HealthNewsReview.org
- Website type: Review website
- Available in: English
- Owner: Schwitzer Health News LLC
- Creator: Gary Schwitzer
- Website: HealthNewsReview.org
- Commercial: no
- Registration: optional
- Launched: 2006-04-16
- Current status: discontinued

= HealthNewsReview.org =

Former website that reviewed medical news

HealthNewsReview.org was a web-based project that rated the completeness, accuracy, and balance of news stories that include claims about medical treatments, tests, products and procedures.

== History ==
The Founder and Publisher is Gary Schwitzer, a health care journalist for more than four decades who is now an Adjunct Associate Professor in the University of Minnesota School of Public Health. The project's 10-point grading scale includes whether a story gives information about its sources and their competing interests, quantifies the benefits of a treatment, and appraises the evidence supporting the story's claims.

== Operations ==
In its first 22 months, the website reviewed 500 news stories, and found that they usually failed to discuss evidence quality, alternative options, costs, and absolute sizes of benefits and harms. At that time, the editors of the journal PLoS Medicine wrote: "Schwitzer's alarming report card of the trouble with medical news stories is thus a wake-up call for all of us involved in disseminating health research-researchers, academic institutions, journal editors, reporters, and media organizations-to work collaboratively to improve the standards of health reporting."

In 2011, the Columbia Journalism Review published an update on the site's findings.

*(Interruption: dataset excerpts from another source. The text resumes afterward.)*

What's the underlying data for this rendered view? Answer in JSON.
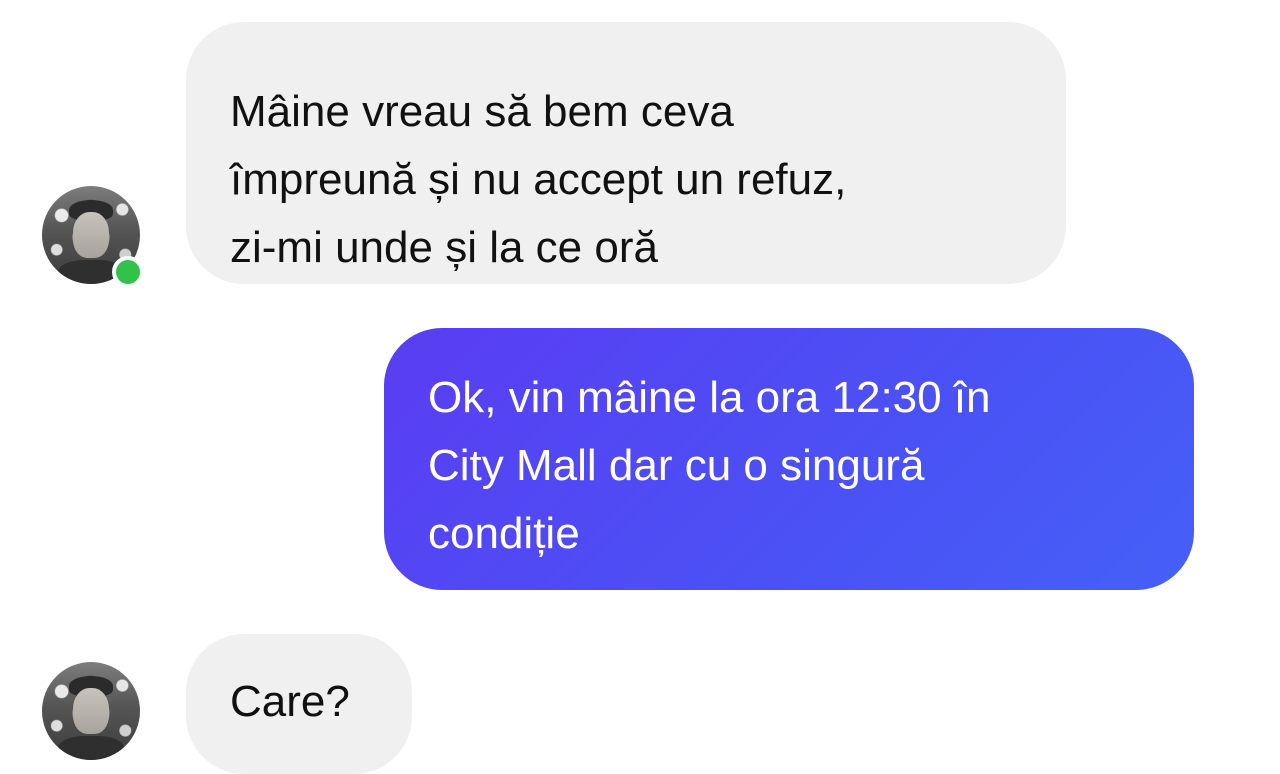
{
  "conversation": {
    "messages": [
      {
        "direction": "incoming",
        "lines": [
          "Mâine vreau să bem ceva",
          "împreună și nu accept un refuz,",
          "zi-mi unde și la ce oră"
        ]
      },
      {
        "direction": "outgoing",
        "lines": [
          "Ok, vin mâine la ora 12:30 în",
          "City Mall dar cu o singură",
          "condiție"
        ]
      },
      {
        "direction": "incoming",
        "lines": [
          "Care?"
        ]
      }
    ],
    "contact": {
      "status": "online"
    }
  },
  "colors": {
    "incoming_bubble": "#f0f0f0",
    "outgoing_bubble": "#4a52f5",
    "online_indicator": "#31c24a"
  }
}
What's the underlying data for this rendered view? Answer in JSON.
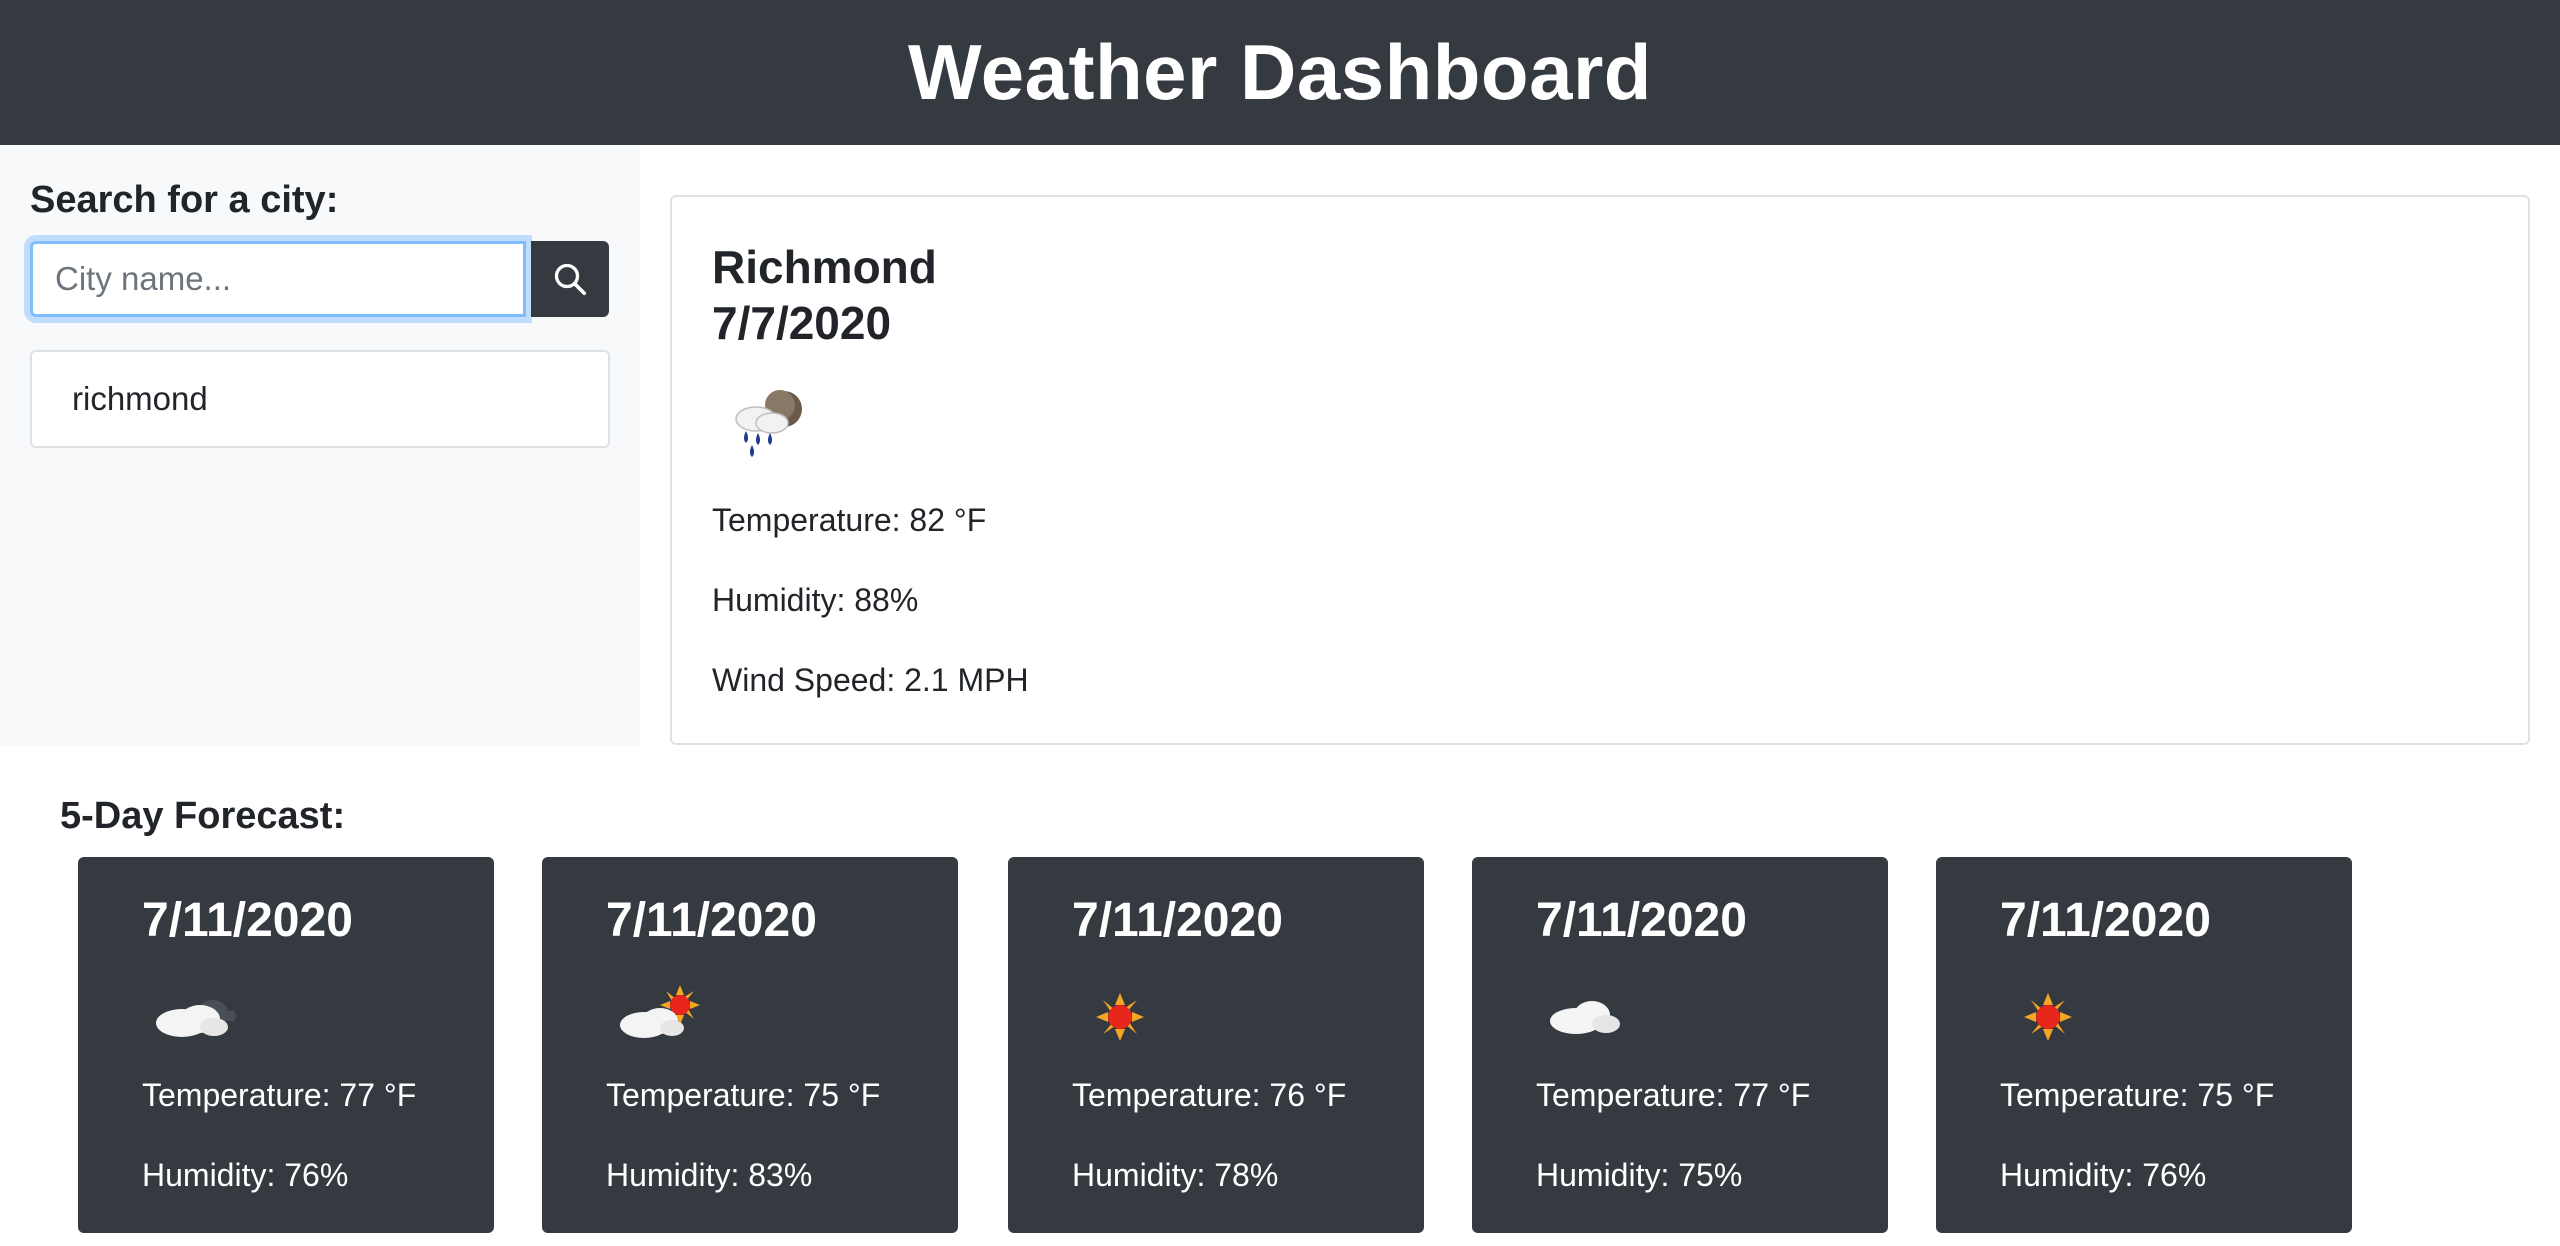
{
  "header": {
    "title": "Weather Dashboard"
  },
  "sidebar": {
    "search_label": "Search for a city:",
    "search_placeholder": "City name...",
    "search_value": "",
    "search_button_icon": "search-icon",
    "history": [
      {
        "label": "richmond"
      }
    ]
  },
  "current": {
    "city": "Richmond",
    "date": "7/7/2020",
    "icon": "rain-night-icon",
    "temperature": "Temperature: 82 °F",
    "humidity": "Humidity: 88%",
    "wind": "Wind Speed: 2.1 MPH"
  },
  "forecast": {
    "title": "5-Day Forecast:",
    "days": [
      {
        "date": "7/11/2020",
        "icon": "cloud-night-icon",
        "temperature": "Temperature: 77 °F",
        "humidity": "Humidity: 76%"
      },
      {
        "date": "7/11/2020",
        "icon": "partly-sunny-icon",
        "temperature": "Temperature: 75 °F",
        "humidity": "Humidity: 83%"
      },
      {
        "date": "7/11/2020",
        "icon": "sun-icon",
        "temperature": "Temperature: 76 °F",
        "humidity": "Humidity: 78%"
      },
      {
        "date": "7/11/2020",
        "icon": "cloud-icon",
        "temperature": "Temperature: 77 °F",
        "humidity": "Humidity: 75%"
      },
      {
        "date": "7/11/2020",
        "icon": "sun-icon",
        "temperature": "Temperature: 75 °F",
        "humidity": "Humidity: 76%"
      }
    ]
  },
  "colors": {
    "header_bg": "#343a40",
    "sidebar_bg": "#f8f9fa",
    "card_dark": "#343a40",
    "focus_border": "#80bdff"
  }
}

In 2006, the year the project launched, it was honored with a Knight-Batten Award for Innovations in Journalism. In 2007, it won a Mirror Award to honor those "who hold a mirror to their own industry for the public's benefit." In 2009, Schwitzer's blog was named "Best Medical Blog" in competition hosted by Medgadget.com.

The organization once reviewed news on television but ceased in 2009.

In 2014, Schwitzer published an article in the journal JAMA Internal Medicine, providing an update on the lessons learned after 8 years with the HealthNewsReview.org project.

In 2015, the project also began systematically reviewing health care news releases written by public relations professionals. By 2018, the editorial team had reviewed more than 500 such PR news releases to go along with more than 2,500 reviews of news stories.

== Discontinued ==
In 2018, the publication ceased regular daily updates, noting that it would continue to keep old articles available online "for a couple of years" and that the publisher and contributors might post occasional new articles.

Starting from mid-2022, the website domain became fully unavailable.